Materials/Methods: Fourteen patients who had unresectable intrahepatic cancers and were treated with 3D conformal RT, IMRT or SBRT (median dose 52 Gy) underwent dynamic HIDA SPECT scanning prior to RT, after delivery of 50%-60% planned doses, and one month after the completion of RT. Indocyanine green (ICG) tests (a measure of overall liver function) were performed +/-1 day of each SPECT scan. The 27 dynamic HIDA SPECT volumes were acquired over 60-min after the administration of 5-15mCi 99mTc-labled HIDA on a SPECT/CT scanner. The 3D volumetric hepatic extract fraction (HEF) images of the liver were quantified by deconvolution of the liver-voxel radioactivity curves from the vascular input function measured from a volume of interest in the spleen. After co-registration of CT/SPECT with treatment planning CT, planned 2 Gy-equivalent dose distributions were overlaid on the HEF images. The HEF dose-response functions during and post RT were generated for regions corresponding to planned iso-dose intervals of 4 Gy. To validate HEF, the mean HEFs in the whole liver were correlated with the ICG clearance rate. Two predictive models, one priori and another adaptive, based upon the HEF measured prior to or during RT and planned doses, were developed for prediction of hepatic function post RT by multivariate linear regression.

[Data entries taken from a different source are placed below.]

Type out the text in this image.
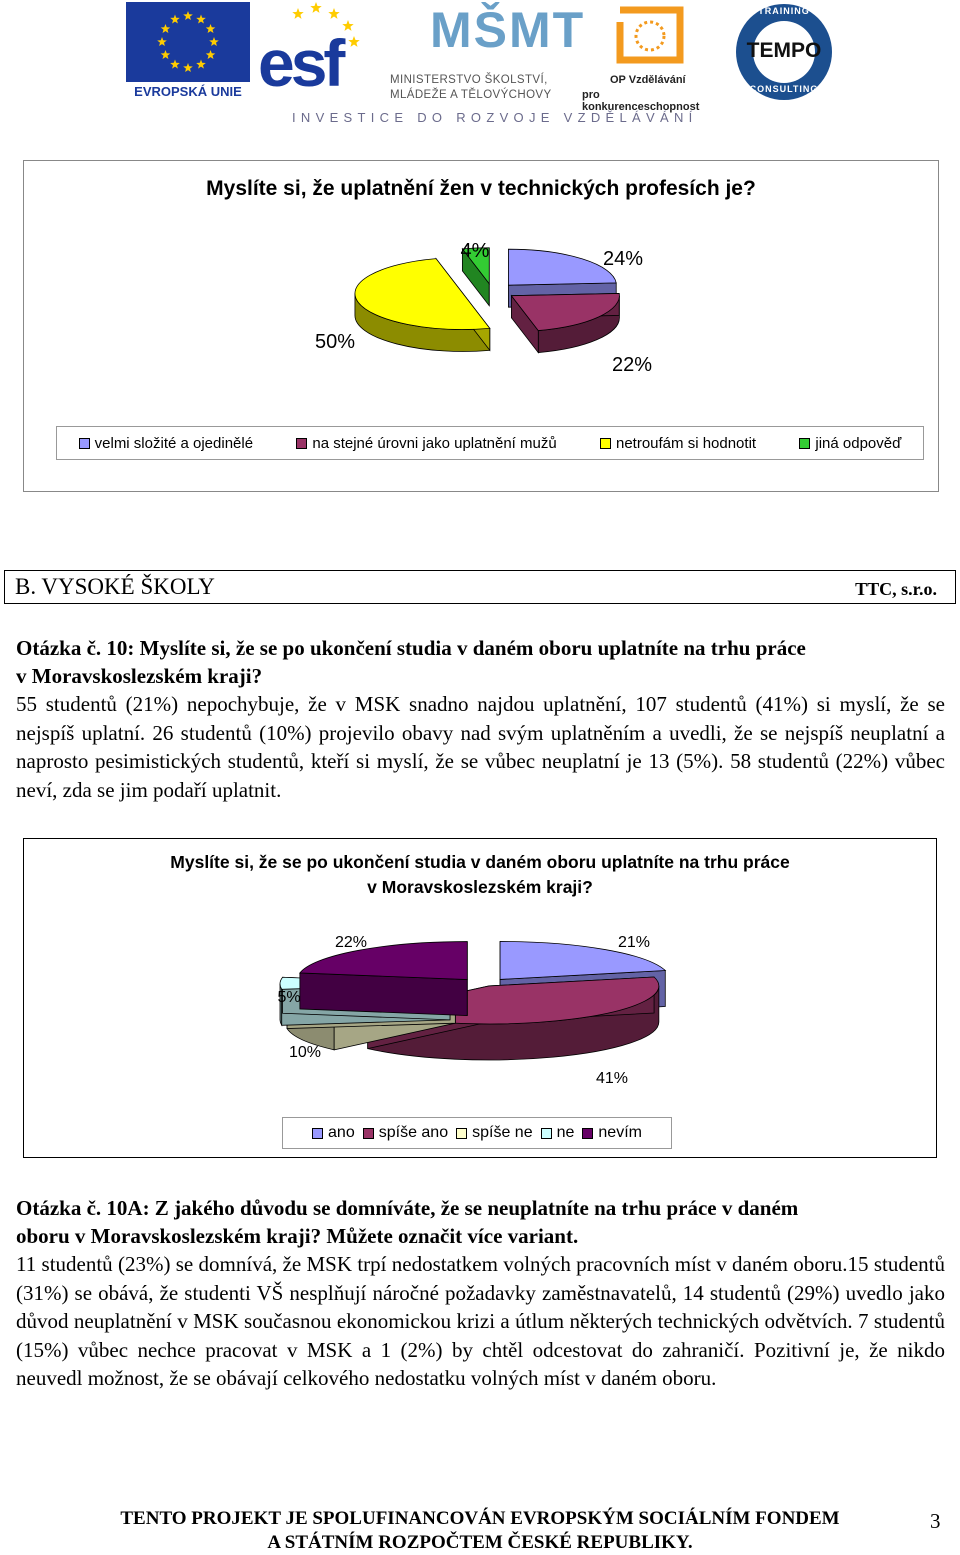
EVROPSKÁ UNIE esf MŠMT
MINISTERSTVO ŠKOLSTVÍ,
MLÁDEŽE A TĚLOVÝCHOVY
OP Vzdělávání
pro konkurenceschopnost
TEMPO
TRAINING
CONSULTING
INVESTICE DO ROZVOJE VZDĚLÁVÁNÍ
Myslíte si, že uplatnění žen v technických profesích je?
24%
22%
50%
4%
velmi složité a ojedinělé	na stejné úrovni jako uplatnění mužů	netroufám si hodnotit	jiná odpověď
B. VYSOKÉ ŠKOLY	TTC, s.r.o.
Otázka č. 10: Myslíte si, že se po ukončení studia v daném oboru uplatníte na trhu práce
v Moravskoslezském kraji?
55 studentů (21%) nepochybuje, že v MSK snadno najdou uplatnění, 107 studentů (41%) si myslí, že se nejspíš uplatní. 26 studentů (10%) projevilo obavy nad svým uplatněním a uvedli, že se nejspíš neuplatní a naprosto pesimistických studentů, kteří si myslí, že se vůbec neuplatní je 13 (5%). 58 studentů (22%) vůbec neví, zda se jim podaří uplatnit.
Myslíte si, že se po ukončení studia v daném oboru uplatníte na trhu práce
v Moravskoslezském kraji?
21%
41%
10%
5%
22%
ano spíše ano spíše ne ne nevím
Otázka č. 10A: Z jakého důvodu se domníváte, že se neuplatníte na trhu práce v daném
oboru v Moravskoslezském kraji? Můžete označit více variant.
11 studentů (23%) se domnívá, že MSK trpí nedostatkem volných pracovních míst v daném oboru.15 studentů (31%) se obává, že studenti VŠ nesplňují náročné požadavky zaměstnavatelů, 14 studentů (29%) uvedlo jako důvod neuplatnění v MSK současnou ekonomickou krizi a útlum některých technických odvětvích. 7 studentů (15%) vůbec nechce pracovat v MSK a 1 (2%) by chtěl odcestovat do zahraničí. Pozitivní je, že nikdo neuvedl možnost, že se obávají celkového nedostatku volných míst v daném oboru.
TENTO PROJEKT JE SPOLUFINANCOVÁN EVROPSKÝM SOCIÁLNÍM FONDEM
A STÁTNÍM ROZPOČTEM ČESKÉ REPUBLIKY.
3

Results: The mean HEFs were significantly correlated with ICG clearance rates (r=0.83, p<0.001), regardless of the time of measurements. Dose-dependent reductions in the regional HEFs one month post RT were observed in 13 patients. In the priori model, the regional HEF post RT was predicted by the planned local total dose and the HEF assessed prior to RT (R2=0.35, p<0.00001); in which, as a group average, every Gy reduced the HEF by approximately 0.24%. In the adaptive model, the regional HEF post RT was predicted by the HEF re-assessed at the mid-course of RT and the planned remaining dose (R2=0.54, p<0.00001), indicating an improvement in the model prediction by the mid-course HEF that measures individual patient and regional sensitivity to radiation.
Conclusions: Predictive models relating planned doses with either hepatic function measured prior to RT, or that assessed at the mid-course of RT, could aid in physiological adaptive RT for intrahepatic cancer treatment and management of risks for liver injury. Supported by RO1CA132834.
Author Disclosure Block:
H. Wang: None. M. Feng: None. K. Frey: None. J. Balter: None. R. Ten Haken: None. T. Lawrence: None. Y. Cao: None.